One fun fact about these thermal springs is that, besides hygiene and social gathering, they were used primarily for health reasons. The Romans were quick to discover the healing properties of the waters of this land, which they christened Aqvae Calidae. On their way through the Iberian Peninsula following the Via Augusta, they stopped to relax in Caldes before reaching Gerunda (present-day Girona). Today, on the site of the city’s first hospital in the heart of the Old Town are the Aqva Roman Baths, a centre devoted to the time-honoured ritual and liturgy tradition of “Mens sana in corpore sano”. A definite must!
Girona. Javi Cabrera.
Another popular place is the Vichy Catalan Spa Resort, which was built on one of the town’s natural thermal springs, called Puig de les Ànimes. It was the brainchild of Modest Furest i Roca, a doctor specialising in hydrotherapy, homeopathy and social hygiene. Before building the spa that today stands as the brand’s visual focal point, Furest built a bottling plant so that visitors could take home the carbonated, alkaline, and lithium- and fluoride-rich water in a beautiful glass container. Did you know?
Caldes de Malavella. Karel Noppe.
Continuing along the route, our next stop is Girona, where there are also many relics of times when water did not simply flow from the tap.
Girona is located at the confluence of four rivers – the Ter, the Onyar, the Güell and the Galligants – and the Romans built a whole system of cisterns and pipes to supply water to the city.
Girona. Alex Tremps.
Among the most characteristic and emblematic places in Girona Old Town are the Arab baths, which despite their name were built and used by the city’s Christians and Jews between the 12th and 14th centuries. There are various rooms at different temperatures: the Apodyterium (changing rooms), the Frigidarium (cold room), the Tepidarium (warm room), the Caldarium (hot room) and the Furnus (furnace and boiler).
Although it’s not one of the oldest, it is one of the most popular thermal springs in Caldes de Malavella, with water at a temperature of around 60°C. At the end of the 19th century, its water was channelled to the bathhouses and also supplied the town’s public washing places. Later it was bottled under the brand names “Agua del Balneario Prats” and “Fuente Cataluña” and today is marketed as “Malavella” water. People from all over the region queue up to drink its water, which is renowned for its properties.
This is one of the many other springs in Caldes de Malavella, but it’s known for being a thermal spring, with water at around 60°C that was long used by local residents for domestic consumption. However, in 1870, after being declared medicinal water, it began to be marketed under the name “Sant Narcís” and became the property of the Pla i Deniel family.

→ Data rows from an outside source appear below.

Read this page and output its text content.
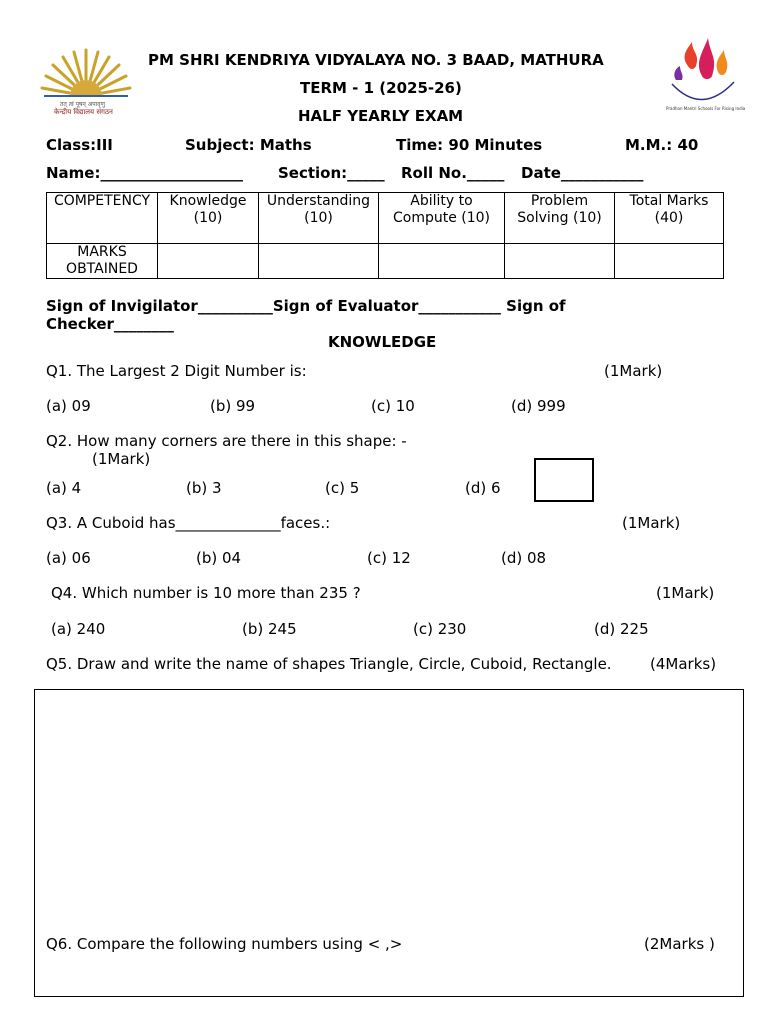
तत् त्वं पूषन् अपावृणु
केन्द्रीय विद्यालय संगठन	Pradhan Mantri Schools For Rising India
PM SHRI KENDRIYA VIDYALAYA NO. 3 BAAD, MATHURA
TERM - 1 (2025-26)
HALF YEARLY EXAM
Class:III	Subject: Maths	Time: 90 Minutes	M.M.: 40
Name:___________________ Section:_____ Roll No._____ Date___________
COMPETENCY	Knowledge (10)	Understanding (10)	Ability to Compute (10)	Problem Solving (10)	Total Marks (40)
MARKS OBTAINED					
Sign of Invigilator__________Sign of Evaluator___________ Sign of
Checker________
KNOWLEDGE
Q1. The Largest 2 Digit Number is:	(1Mark)
(a) 09	(b) 99	(c) 10	(d) 999
Q2. How many corners are there in this shape: -
(1Mark)
(a) 4	(b) 3	(c) 5	(d) 6
Q3. A Cuboid has______________faces.:	(1Mark)
(a) 06	(b) 04	(c) 12	(d) 08
Q4. Which number is 10 more than 235 ?	(1Mark)
(a) 240	(b) 245	(c) 230	(d) 225
Q5. Draw and write the name of shapes Triangle, Circle, Cuboid, Rectangle.	(4Marks)
Q6. Compare the following numbers using < ,>	(2Marks )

Last but not least is Els Bullidors, a thermal spring that supplied the Roman baths. The water comes out at a temperature of 56°C and, because of the spring’s location, it is believed to be the original source of water used to fill the ancient Roman baths. However, in 1902, the spring water began to be marketed under the trade name “Vichy Caldense” before later becoming “Aigua Xala”. Ten years after that, in 1921, it was definitively renamed “Agua Imperial”.